In a recent post on the X platform, Jesse Pollak, developer at Coinbase’s Ethereum layer-2 network, Base, revealed that the company is considering making tokenized shares of its stock available to United States users of Base.
According to Pollak, tokenized COIN shares are already accessible to non-US users through protocols such as Backed, a tokenized real-world assets (RWA) platform. However, he noted that Coinbase has "no concrete plans right now" and is in an "exploratory phase" as the exchange works to understand how to navigate US regulations.
Navigating US Regulations
Pollak emphasized the need for regulatory clarity and improvements that embrace on-chain platforms, stating: "We need regulatory clarity and improvements that embrace onchain as an open platform to unlock this for everyone."
This sentiment is echoed by Colin Butler, Polygon’s global head of institutional capital, who has stated that tokenized RWAs – including tokenized securities – represent a $30 trillion market opportunity globally. In August, Cointelegraph spoke with Butler about the potential impact of tokenization on US markets.
Tokenization: A Transformative Force
The concept of tokenization is gaining traction worldwide, and its potential to transform US markets is significant. Tokenized RWAs can provide a more accessible and efficient way for investors to engage with traditional assets, such as stocks and bonds.
However, the regulatory landscape in the United States remains unclear, making it challenging for companies like Coinbase to implement tokenized share offerings. As Cointelegraph Research noted, US crypto stocks like COIN saw massive gains following Donald Trump’s victory in the presidential election, sparking optimism about the future of the industry.

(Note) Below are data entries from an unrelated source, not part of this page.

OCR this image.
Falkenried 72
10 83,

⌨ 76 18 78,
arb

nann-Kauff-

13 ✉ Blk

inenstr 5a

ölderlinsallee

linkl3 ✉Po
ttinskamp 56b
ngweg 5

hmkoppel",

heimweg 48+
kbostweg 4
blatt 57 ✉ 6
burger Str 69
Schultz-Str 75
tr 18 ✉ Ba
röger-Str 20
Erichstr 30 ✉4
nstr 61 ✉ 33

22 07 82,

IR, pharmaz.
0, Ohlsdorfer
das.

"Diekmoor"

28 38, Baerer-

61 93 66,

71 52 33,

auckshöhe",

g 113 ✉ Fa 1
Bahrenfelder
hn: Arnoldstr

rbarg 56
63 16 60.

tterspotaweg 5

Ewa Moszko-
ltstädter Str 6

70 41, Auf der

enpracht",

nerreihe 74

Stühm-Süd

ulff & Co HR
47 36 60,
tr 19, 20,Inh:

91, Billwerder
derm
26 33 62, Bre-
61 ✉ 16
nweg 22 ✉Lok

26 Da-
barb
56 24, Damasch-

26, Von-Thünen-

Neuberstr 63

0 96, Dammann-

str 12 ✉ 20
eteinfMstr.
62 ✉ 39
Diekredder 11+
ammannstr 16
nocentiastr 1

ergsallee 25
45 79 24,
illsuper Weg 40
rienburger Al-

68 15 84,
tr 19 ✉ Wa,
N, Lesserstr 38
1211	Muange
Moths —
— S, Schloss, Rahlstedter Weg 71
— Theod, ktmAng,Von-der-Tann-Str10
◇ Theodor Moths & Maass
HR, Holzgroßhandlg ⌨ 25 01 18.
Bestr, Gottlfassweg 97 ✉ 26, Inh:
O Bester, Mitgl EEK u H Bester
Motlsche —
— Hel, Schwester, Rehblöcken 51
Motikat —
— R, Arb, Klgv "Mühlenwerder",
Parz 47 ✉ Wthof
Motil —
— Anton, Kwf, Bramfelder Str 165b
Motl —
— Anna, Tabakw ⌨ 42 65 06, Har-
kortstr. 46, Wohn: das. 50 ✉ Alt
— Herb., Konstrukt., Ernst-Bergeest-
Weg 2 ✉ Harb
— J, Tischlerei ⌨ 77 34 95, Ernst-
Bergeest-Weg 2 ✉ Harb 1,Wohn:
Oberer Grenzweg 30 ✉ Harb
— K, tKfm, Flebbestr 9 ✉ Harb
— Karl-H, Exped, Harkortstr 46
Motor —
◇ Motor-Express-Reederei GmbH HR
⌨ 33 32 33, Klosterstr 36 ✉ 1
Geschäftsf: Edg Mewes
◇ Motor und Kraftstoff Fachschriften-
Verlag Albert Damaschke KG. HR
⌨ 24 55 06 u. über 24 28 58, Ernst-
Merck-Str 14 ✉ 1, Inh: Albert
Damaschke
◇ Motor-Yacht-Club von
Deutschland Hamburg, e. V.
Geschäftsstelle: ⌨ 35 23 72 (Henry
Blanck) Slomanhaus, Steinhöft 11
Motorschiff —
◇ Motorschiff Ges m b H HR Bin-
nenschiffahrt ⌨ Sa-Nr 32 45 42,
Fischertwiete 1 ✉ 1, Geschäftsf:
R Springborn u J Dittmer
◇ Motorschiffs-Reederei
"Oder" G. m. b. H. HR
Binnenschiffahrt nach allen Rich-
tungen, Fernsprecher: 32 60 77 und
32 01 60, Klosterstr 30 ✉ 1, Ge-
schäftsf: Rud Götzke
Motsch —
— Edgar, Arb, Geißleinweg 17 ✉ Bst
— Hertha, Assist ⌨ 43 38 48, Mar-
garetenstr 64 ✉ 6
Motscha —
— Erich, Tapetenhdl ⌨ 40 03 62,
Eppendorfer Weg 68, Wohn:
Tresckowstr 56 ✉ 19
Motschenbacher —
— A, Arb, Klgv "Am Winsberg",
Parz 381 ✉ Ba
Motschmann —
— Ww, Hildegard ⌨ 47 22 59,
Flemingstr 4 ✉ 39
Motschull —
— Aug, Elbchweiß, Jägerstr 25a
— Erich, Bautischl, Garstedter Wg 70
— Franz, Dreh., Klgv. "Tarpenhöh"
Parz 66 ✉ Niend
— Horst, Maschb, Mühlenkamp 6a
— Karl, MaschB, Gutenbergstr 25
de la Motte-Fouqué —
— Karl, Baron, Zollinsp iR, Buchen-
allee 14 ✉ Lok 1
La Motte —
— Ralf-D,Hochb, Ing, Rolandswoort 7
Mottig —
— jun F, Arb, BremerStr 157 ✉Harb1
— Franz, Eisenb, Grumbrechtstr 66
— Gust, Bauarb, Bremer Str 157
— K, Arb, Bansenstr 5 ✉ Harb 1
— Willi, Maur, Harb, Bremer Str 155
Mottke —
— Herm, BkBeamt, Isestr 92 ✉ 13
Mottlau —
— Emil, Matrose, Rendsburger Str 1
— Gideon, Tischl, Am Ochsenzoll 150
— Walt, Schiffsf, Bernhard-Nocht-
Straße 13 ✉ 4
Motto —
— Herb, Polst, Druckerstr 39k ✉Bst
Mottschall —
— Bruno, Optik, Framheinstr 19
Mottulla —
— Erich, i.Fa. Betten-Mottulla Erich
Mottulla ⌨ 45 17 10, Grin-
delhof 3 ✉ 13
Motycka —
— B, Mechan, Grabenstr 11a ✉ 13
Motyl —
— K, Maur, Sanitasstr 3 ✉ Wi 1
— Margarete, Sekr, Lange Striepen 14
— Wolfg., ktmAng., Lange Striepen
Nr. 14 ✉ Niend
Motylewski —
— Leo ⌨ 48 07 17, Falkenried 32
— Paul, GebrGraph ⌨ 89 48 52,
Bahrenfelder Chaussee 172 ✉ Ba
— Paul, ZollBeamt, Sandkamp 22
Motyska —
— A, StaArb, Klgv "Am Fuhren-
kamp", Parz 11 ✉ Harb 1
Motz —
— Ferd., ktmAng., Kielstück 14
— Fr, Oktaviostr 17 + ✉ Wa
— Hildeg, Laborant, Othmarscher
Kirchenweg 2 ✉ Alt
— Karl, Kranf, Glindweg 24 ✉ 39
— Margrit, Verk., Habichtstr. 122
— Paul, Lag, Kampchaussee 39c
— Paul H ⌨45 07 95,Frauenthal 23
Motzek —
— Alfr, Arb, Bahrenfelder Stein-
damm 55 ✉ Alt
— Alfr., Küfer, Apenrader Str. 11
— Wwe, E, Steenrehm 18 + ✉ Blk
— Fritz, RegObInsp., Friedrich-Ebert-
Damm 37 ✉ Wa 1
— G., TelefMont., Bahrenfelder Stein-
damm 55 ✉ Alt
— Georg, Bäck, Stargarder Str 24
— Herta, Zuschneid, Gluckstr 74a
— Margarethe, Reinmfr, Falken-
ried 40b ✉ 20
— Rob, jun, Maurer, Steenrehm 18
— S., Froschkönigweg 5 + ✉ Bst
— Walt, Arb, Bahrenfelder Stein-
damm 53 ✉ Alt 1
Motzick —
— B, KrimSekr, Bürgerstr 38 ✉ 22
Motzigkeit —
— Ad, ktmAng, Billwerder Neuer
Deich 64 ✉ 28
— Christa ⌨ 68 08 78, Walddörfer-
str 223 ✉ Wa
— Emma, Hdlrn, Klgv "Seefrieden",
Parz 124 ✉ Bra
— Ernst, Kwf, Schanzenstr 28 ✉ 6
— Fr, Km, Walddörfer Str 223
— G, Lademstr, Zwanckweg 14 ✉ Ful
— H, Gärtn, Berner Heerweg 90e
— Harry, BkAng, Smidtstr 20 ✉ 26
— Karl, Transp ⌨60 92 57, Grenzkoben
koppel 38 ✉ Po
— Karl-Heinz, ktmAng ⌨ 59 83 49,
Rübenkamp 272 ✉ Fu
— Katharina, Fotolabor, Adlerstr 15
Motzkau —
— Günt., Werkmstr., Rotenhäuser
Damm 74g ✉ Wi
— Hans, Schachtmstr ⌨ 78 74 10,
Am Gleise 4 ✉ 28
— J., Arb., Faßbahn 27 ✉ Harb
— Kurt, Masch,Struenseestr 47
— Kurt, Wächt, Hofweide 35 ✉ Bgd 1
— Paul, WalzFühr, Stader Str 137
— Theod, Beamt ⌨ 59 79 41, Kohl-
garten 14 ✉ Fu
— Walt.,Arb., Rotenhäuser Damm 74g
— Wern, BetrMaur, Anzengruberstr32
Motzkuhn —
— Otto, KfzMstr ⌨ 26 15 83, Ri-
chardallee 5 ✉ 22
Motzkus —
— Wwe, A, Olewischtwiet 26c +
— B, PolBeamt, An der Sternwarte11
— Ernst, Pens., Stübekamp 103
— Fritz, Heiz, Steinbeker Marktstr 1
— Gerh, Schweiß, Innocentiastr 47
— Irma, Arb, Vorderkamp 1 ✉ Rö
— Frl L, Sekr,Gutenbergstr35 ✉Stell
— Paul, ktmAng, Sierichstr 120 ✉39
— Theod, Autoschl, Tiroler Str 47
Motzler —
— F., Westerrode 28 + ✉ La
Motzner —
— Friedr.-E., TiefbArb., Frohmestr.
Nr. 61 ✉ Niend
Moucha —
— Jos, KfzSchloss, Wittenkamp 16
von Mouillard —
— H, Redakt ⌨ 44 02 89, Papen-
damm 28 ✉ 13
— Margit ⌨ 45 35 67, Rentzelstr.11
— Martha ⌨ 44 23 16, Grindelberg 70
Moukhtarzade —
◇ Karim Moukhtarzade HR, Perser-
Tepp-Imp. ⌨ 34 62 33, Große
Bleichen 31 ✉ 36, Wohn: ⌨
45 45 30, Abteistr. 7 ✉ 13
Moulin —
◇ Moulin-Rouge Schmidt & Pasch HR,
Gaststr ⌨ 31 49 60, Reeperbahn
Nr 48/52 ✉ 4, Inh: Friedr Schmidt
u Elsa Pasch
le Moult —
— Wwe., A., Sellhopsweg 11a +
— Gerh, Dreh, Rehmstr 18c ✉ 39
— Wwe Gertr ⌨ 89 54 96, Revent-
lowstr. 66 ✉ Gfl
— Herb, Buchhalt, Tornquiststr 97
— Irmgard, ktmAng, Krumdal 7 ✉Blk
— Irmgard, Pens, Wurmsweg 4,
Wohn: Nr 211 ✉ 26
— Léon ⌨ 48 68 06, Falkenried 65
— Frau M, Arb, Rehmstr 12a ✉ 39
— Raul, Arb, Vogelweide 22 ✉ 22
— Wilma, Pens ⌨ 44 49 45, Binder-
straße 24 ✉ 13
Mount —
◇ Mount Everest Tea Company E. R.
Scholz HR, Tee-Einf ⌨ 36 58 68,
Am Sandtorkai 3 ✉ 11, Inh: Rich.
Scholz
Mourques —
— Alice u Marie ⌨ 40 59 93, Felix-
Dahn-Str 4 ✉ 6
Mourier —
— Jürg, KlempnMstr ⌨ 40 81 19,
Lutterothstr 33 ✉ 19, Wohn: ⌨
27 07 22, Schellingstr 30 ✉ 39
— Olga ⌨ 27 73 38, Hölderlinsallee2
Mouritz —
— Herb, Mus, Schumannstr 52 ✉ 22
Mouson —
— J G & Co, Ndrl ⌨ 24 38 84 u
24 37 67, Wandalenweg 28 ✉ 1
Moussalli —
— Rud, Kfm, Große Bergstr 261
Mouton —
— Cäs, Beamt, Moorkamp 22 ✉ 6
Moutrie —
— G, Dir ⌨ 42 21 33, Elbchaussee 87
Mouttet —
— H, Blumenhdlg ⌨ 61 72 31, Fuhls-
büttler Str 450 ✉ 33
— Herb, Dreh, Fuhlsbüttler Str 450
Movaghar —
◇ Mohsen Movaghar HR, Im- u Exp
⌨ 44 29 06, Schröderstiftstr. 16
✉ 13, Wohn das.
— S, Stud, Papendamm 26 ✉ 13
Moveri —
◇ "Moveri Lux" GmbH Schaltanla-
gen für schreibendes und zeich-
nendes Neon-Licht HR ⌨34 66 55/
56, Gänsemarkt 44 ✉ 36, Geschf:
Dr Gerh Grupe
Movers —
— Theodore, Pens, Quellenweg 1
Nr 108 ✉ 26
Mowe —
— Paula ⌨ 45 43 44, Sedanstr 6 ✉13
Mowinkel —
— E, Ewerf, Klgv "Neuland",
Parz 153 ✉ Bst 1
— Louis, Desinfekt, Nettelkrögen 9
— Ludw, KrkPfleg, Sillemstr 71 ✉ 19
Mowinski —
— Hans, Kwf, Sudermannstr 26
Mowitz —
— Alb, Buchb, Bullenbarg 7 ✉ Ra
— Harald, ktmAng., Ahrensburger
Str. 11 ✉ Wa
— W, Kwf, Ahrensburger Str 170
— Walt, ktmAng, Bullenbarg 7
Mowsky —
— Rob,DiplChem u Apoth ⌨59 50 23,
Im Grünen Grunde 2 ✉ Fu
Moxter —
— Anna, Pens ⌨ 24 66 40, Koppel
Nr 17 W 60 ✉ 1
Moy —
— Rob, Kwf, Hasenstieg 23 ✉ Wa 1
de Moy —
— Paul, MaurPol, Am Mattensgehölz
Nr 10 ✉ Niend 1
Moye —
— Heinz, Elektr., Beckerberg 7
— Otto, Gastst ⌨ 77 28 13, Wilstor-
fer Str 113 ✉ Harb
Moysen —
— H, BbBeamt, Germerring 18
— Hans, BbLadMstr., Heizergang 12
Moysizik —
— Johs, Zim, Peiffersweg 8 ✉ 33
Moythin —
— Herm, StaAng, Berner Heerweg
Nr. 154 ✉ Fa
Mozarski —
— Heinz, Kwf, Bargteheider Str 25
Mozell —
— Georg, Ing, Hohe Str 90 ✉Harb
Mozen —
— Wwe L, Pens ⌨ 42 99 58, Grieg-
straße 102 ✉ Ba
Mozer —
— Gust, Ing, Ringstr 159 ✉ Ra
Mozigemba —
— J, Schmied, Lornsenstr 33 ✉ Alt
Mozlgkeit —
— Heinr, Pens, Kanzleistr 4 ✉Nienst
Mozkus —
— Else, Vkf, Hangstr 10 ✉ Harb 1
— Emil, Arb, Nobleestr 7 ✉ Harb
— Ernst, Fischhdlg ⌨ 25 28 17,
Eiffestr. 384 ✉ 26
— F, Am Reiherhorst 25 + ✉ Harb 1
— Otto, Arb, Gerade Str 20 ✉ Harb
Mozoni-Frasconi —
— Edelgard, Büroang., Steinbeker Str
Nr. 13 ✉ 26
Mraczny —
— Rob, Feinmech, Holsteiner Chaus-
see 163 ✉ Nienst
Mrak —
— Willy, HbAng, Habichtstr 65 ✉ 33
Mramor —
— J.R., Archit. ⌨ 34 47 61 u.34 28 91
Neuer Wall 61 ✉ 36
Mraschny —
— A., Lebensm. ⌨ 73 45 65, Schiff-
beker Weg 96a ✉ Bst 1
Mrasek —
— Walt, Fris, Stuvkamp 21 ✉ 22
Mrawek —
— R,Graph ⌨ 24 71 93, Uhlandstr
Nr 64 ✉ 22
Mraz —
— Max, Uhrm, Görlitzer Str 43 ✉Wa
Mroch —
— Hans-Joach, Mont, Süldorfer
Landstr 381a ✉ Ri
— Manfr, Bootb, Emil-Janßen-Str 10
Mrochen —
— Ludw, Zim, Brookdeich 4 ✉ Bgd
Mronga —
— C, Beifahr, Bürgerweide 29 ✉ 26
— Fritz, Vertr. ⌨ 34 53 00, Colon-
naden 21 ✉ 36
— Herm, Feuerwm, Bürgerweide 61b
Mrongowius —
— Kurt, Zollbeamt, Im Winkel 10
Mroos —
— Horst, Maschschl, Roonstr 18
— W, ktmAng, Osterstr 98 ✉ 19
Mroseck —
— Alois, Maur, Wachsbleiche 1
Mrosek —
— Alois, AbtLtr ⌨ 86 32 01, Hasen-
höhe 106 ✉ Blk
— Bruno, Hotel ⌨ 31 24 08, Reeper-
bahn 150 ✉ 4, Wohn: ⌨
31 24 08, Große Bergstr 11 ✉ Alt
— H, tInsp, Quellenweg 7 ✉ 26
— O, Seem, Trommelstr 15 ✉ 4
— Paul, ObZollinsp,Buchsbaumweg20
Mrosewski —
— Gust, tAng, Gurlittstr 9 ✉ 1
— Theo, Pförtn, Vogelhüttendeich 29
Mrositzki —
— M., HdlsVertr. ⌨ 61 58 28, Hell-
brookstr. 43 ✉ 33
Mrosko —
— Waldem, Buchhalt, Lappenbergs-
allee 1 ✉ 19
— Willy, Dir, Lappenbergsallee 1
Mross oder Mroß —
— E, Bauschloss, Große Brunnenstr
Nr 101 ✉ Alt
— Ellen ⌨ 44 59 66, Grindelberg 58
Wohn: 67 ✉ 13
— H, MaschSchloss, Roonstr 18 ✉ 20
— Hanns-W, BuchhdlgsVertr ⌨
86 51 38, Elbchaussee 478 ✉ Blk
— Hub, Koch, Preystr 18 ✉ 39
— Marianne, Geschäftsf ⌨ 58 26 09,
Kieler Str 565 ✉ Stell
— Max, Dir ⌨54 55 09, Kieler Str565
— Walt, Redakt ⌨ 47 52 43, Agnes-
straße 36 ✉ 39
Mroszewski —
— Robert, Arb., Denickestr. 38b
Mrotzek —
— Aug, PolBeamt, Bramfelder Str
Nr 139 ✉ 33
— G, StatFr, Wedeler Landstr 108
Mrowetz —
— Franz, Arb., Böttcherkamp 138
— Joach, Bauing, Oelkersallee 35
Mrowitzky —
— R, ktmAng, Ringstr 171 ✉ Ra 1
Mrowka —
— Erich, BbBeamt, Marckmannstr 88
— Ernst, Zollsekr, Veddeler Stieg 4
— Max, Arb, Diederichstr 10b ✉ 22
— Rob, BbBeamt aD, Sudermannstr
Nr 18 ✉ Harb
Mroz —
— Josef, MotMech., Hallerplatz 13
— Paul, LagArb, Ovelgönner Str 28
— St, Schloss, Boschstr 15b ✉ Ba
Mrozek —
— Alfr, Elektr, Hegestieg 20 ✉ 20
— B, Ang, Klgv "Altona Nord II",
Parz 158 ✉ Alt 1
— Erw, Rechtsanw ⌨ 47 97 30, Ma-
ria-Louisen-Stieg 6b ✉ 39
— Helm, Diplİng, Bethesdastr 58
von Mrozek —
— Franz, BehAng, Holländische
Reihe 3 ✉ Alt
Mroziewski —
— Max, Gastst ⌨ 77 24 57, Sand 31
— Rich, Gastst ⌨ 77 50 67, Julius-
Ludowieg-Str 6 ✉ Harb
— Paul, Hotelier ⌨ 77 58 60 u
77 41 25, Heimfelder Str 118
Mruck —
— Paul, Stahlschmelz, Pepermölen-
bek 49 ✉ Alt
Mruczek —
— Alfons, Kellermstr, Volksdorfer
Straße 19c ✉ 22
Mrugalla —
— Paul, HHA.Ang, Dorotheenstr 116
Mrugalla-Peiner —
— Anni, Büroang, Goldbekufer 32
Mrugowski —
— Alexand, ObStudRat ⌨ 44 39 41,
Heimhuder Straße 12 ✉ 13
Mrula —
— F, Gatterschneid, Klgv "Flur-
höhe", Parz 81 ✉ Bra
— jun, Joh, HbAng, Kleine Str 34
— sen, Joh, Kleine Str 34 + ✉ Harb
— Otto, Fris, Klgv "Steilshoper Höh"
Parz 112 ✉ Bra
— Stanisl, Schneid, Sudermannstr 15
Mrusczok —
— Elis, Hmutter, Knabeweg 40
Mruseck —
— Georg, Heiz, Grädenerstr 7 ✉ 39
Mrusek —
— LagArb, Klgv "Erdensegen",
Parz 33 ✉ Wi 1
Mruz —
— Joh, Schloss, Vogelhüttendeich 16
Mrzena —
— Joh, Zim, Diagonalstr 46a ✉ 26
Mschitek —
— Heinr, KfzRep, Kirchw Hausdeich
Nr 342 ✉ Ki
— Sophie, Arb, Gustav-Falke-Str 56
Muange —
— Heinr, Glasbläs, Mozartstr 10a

Donald Trump’s Impact on Crypto
In November, COIN surged more than 20%, pushing the stock past $300 for the first time since 2021. Analysts say that Trump’s presidency is likely to be more favorable to the cryptocurrency industry, with reduced regulatory pressure on firms like Coinbase.
According to Michale Miller, an equities researcher at Morningstar, "We see Coinbase as a beneficiary of the election results as the firm has been struggling with regulatory pressure from the SEC, with the firm actively fighting the agency in court."
Regulatory Clarity: A Necessary Step
Clearer US rules are crucial for crypto adoption, particularly for tokenized securities like COIN. Under President Joe Biden, the US Securities and Exchange Commission has brought more than 100 enforcement actions against cryptocurrency companies for purported violations of securities laws.
However, investment bank Citi suggests that the US is moving towards a broader framework passed by Congress, rather than relying solely on regulation through enforcement. While this shift is promising, legislation in the United States lags behind other major jurisdictions.
The Future of Tokenization
As Pollak noted, "every asset in the world will be on Base." This vision is ambitious but aligns with the potential of tokenization to transform traditional markets. By providing a more accessible and efficient way for investors to engage with assets, tokenized RWAs can unlock new opportunities for growth.
However, regulatory clarity remains essential for the widespread adoption of tokenization. As Coinbase continues to explore the possibility of offering tokenized shares on Base, it is clear that the company is committed to navigating the complexities of US regulations.
Conclusion
The potential of tokenization to transform US markets is significant, with a $30 trillion market opportunity globally. However, regulatory clarity remains essential for widespread adoption. As Coinbase continues to explore the possibility of offering tokenized shares on Base, it is clear that the company is committed to navigating the complexities of US regulations.
By embracing on-chain platforms and promoting regulatory improvements, companies like Coinbase can unlock new opportunities for growth and innovation in the world of tokenization.